On Wednesday in the afternoon, Pallas Partners also conducted a call with prospective clients. There is "a very good argument that misrepresentations and misstatements have been made about the financial safety of Credit Suisse as recently as 14 March," according to Natasha Harrison, the firm's founding partner.


This week, after Credit Suisse's largest investor said he would not provide additional capital and rich clients withdrew SFr35 billion in deposits, the price of its AT1 bonds began to fall.


Global distressed funds spotted a chance and invested in some of the riskiest debt, betting that the government would prevent the collapse of its second-largest institution and instead negotiate a merger with UBS, a competitor.


Although the AT1 bonds issued by Credit Suisse included a clause warning that Swiss authorities "may not be required to follow any order of priority," a number of investors and analysts have contended that the clause's requirements were not followed.


The prospectus defines a "viability event" as when "customary measures" to increase the bank's capital adequacy are "inadequate or unfeasible" or the institution receives "an irrevocable commitment of extraordinary support from the public sector" to maintain its capital level.

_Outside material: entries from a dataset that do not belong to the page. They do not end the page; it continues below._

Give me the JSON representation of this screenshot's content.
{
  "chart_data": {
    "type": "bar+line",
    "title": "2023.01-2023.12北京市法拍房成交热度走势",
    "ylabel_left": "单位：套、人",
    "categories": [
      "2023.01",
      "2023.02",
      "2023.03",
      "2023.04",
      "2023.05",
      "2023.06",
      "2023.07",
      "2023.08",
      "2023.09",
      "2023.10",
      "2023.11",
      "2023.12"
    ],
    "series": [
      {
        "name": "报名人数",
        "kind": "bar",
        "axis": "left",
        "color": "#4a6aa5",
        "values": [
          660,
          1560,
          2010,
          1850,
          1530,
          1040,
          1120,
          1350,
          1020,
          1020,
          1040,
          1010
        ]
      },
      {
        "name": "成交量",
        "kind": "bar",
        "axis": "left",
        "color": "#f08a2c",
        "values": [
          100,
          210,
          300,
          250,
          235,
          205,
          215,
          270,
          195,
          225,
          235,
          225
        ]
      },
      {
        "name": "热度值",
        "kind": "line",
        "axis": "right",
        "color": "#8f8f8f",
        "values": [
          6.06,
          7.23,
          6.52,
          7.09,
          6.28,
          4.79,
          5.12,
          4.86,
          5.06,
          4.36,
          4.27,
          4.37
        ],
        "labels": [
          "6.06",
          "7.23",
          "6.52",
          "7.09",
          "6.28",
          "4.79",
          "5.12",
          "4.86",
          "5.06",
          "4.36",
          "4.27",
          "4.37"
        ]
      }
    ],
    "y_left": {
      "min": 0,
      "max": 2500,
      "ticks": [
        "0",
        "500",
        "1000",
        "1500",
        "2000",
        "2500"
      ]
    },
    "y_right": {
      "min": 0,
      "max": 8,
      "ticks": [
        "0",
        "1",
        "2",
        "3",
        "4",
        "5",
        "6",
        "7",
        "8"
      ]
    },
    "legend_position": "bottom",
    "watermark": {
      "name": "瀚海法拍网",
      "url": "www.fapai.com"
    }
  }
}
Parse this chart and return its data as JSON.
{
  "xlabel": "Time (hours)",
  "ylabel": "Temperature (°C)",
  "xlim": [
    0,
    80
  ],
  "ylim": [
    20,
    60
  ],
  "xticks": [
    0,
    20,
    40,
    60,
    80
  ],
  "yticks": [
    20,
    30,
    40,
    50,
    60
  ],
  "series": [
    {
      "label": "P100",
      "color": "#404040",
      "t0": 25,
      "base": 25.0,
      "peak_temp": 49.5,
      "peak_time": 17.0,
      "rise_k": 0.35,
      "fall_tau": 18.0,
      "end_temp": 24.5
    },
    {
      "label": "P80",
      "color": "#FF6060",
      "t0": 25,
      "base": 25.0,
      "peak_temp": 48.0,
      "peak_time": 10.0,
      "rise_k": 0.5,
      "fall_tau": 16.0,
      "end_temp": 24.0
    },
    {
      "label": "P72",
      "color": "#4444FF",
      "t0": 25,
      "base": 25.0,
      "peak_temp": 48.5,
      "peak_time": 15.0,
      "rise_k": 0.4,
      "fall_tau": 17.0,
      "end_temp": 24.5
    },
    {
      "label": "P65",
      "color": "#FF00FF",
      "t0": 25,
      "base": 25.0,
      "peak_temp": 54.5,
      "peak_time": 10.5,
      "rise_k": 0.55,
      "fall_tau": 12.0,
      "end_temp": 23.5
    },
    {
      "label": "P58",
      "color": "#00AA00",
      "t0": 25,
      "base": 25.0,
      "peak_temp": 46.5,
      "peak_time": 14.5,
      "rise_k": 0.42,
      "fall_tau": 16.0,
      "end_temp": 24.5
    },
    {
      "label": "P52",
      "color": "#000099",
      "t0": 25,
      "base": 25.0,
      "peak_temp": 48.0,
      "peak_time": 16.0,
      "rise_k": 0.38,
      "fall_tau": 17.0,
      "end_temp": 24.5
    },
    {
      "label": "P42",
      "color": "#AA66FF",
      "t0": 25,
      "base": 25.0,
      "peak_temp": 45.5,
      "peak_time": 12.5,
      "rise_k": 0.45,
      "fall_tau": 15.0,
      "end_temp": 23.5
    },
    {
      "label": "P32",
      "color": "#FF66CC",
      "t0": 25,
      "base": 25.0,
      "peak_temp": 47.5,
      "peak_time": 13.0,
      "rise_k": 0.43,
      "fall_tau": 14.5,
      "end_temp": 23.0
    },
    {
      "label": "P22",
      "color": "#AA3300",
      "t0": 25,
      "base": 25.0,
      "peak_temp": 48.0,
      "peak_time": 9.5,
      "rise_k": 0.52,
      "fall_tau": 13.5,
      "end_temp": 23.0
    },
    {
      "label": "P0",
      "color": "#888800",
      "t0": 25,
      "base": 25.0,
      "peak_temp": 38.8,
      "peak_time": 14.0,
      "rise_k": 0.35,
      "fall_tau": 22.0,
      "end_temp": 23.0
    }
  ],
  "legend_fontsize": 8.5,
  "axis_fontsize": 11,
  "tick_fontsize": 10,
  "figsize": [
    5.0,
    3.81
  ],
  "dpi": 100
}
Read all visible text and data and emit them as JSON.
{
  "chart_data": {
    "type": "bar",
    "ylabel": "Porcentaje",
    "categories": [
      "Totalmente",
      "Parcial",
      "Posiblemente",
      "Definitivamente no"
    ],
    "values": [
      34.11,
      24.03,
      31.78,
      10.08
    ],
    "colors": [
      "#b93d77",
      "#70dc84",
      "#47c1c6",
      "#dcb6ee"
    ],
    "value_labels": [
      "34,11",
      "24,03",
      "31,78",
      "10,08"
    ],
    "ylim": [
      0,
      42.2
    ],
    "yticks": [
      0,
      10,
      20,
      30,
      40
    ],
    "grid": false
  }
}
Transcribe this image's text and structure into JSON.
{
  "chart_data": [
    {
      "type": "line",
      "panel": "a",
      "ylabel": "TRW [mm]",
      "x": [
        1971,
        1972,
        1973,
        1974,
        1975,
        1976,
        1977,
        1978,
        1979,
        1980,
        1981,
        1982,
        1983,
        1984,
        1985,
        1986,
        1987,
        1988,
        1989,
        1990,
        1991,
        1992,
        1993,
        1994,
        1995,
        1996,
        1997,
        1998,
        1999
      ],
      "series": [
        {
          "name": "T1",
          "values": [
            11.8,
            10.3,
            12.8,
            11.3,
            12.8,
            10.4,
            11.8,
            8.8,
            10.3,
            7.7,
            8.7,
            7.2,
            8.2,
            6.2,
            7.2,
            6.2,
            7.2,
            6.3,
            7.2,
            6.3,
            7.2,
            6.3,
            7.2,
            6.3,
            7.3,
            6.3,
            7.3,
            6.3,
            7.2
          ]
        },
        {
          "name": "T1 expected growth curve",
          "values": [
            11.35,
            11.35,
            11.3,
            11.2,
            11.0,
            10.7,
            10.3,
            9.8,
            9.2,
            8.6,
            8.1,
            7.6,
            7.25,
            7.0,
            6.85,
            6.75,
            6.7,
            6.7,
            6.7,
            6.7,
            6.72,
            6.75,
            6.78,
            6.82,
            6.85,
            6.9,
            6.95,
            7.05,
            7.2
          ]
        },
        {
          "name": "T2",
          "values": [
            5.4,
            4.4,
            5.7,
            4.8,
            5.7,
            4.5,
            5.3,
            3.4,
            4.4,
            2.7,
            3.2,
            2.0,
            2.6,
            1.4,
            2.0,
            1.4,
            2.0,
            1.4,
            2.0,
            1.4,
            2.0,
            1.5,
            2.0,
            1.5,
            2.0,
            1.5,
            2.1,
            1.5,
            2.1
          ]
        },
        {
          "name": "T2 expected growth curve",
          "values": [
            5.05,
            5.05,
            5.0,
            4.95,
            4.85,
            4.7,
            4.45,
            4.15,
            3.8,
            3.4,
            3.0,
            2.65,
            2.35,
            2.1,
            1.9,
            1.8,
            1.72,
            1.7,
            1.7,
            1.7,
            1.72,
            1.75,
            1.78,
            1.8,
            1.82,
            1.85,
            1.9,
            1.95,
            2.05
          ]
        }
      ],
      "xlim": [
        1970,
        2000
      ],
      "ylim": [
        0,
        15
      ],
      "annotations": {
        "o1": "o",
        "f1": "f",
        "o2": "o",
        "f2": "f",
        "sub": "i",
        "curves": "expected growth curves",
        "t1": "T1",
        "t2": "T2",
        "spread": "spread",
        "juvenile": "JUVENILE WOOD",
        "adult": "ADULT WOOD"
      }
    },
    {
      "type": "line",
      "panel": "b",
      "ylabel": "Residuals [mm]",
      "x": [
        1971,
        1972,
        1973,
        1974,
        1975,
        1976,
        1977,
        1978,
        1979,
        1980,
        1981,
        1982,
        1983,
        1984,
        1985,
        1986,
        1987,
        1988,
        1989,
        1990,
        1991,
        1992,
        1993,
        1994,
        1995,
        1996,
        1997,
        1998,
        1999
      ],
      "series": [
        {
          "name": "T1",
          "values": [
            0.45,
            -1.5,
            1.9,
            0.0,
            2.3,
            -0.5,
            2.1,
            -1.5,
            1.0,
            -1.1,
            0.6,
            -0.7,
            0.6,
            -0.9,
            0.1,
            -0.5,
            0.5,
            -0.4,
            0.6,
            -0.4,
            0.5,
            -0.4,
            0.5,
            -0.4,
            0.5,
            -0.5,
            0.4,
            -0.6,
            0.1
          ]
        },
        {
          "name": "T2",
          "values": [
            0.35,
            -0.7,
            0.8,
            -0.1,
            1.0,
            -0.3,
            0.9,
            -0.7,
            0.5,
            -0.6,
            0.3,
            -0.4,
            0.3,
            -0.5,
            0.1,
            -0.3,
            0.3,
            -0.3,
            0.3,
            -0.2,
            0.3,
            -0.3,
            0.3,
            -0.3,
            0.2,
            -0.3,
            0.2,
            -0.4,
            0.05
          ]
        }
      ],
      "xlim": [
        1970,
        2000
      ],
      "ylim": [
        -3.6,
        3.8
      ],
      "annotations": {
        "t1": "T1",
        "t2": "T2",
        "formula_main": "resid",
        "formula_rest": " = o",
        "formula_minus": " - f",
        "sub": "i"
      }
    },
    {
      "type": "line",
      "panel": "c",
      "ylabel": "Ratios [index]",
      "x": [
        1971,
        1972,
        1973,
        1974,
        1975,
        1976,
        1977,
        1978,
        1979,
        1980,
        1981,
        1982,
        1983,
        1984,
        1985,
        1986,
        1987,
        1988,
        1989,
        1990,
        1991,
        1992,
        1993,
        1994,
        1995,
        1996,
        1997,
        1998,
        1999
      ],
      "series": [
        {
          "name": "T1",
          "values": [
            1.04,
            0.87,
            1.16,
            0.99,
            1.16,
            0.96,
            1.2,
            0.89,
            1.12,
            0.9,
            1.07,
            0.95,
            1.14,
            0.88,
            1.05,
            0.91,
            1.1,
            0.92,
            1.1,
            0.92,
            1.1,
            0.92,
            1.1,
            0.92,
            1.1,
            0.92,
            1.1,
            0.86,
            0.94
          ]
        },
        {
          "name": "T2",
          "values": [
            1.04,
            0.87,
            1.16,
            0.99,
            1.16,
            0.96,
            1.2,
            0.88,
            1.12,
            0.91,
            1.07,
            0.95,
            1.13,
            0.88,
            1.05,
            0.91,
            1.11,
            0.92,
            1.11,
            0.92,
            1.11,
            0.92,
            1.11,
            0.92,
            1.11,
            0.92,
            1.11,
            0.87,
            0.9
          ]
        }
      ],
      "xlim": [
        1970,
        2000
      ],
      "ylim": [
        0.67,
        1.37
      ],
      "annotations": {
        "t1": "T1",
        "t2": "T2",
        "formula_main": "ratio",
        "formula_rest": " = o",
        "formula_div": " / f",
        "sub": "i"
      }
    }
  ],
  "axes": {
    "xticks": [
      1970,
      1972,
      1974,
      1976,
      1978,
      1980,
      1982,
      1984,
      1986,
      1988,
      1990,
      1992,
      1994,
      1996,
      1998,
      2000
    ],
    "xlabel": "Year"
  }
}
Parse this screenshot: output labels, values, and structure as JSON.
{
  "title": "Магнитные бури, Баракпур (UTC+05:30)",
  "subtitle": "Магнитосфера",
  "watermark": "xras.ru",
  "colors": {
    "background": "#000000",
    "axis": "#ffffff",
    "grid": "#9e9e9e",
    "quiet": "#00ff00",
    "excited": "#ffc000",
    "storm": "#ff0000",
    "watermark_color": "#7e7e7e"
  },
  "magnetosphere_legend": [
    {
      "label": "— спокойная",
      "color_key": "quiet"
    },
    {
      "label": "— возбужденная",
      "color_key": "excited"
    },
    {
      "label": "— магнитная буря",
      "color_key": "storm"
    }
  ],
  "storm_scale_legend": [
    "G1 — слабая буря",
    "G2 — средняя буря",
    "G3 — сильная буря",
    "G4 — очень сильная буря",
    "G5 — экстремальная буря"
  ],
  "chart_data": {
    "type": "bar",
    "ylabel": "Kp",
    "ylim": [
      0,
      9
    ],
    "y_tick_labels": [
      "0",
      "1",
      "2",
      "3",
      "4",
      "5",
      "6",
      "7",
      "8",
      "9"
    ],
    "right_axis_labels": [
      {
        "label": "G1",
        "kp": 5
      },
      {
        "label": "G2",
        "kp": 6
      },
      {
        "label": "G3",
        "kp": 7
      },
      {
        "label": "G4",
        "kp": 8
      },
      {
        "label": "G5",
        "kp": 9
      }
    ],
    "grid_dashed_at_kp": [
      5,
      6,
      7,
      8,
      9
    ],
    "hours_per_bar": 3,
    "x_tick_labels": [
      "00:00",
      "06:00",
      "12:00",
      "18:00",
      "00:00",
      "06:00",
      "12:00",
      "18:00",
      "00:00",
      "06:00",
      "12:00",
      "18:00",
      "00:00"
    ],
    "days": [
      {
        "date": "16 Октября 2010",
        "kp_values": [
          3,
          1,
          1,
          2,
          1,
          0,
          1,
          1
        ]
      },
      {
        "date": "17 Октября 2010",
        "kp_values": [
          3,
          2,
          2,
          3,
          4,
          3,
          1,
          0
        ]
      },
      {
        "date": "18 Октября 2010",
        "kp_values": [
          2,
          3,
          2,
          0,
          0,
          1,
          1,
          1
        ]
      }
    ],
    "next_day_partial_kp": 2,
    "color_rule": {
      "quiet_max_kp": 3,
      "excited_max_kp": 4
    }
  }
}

Typically, AT1s can only be triggered in these situations.


This Monday, the Swiss government said that a change in the law had provided them a "clearer legal basis" for cancelling the bonds.


Pimco, Invesco, BlueBay and Legg Mason are among the longer-term holders of Credit Suisse’s AT1 bonds.


According to a person familiar with the situation, Minnesota-based Värde Partners, a well-known alternative credit investor, had a tiny investment in AT1 bonds going into the fateful weekend.


A wider sell-off in AT1 debt has had a significant negative impact on funds managed by Algebris Investments, Lazard, and GAM, among other fund managers.


An iBoxx index of this type of debt shows that AT1s dropped as much as 19.5% in the month up through the end of Monday, but they have subsequently gained some ground.


On Monday, the Lazard Capital Fi fund, which invests in AT1s like Credit Suisse, lost 9%, bringing its monthly losses to 17.3%.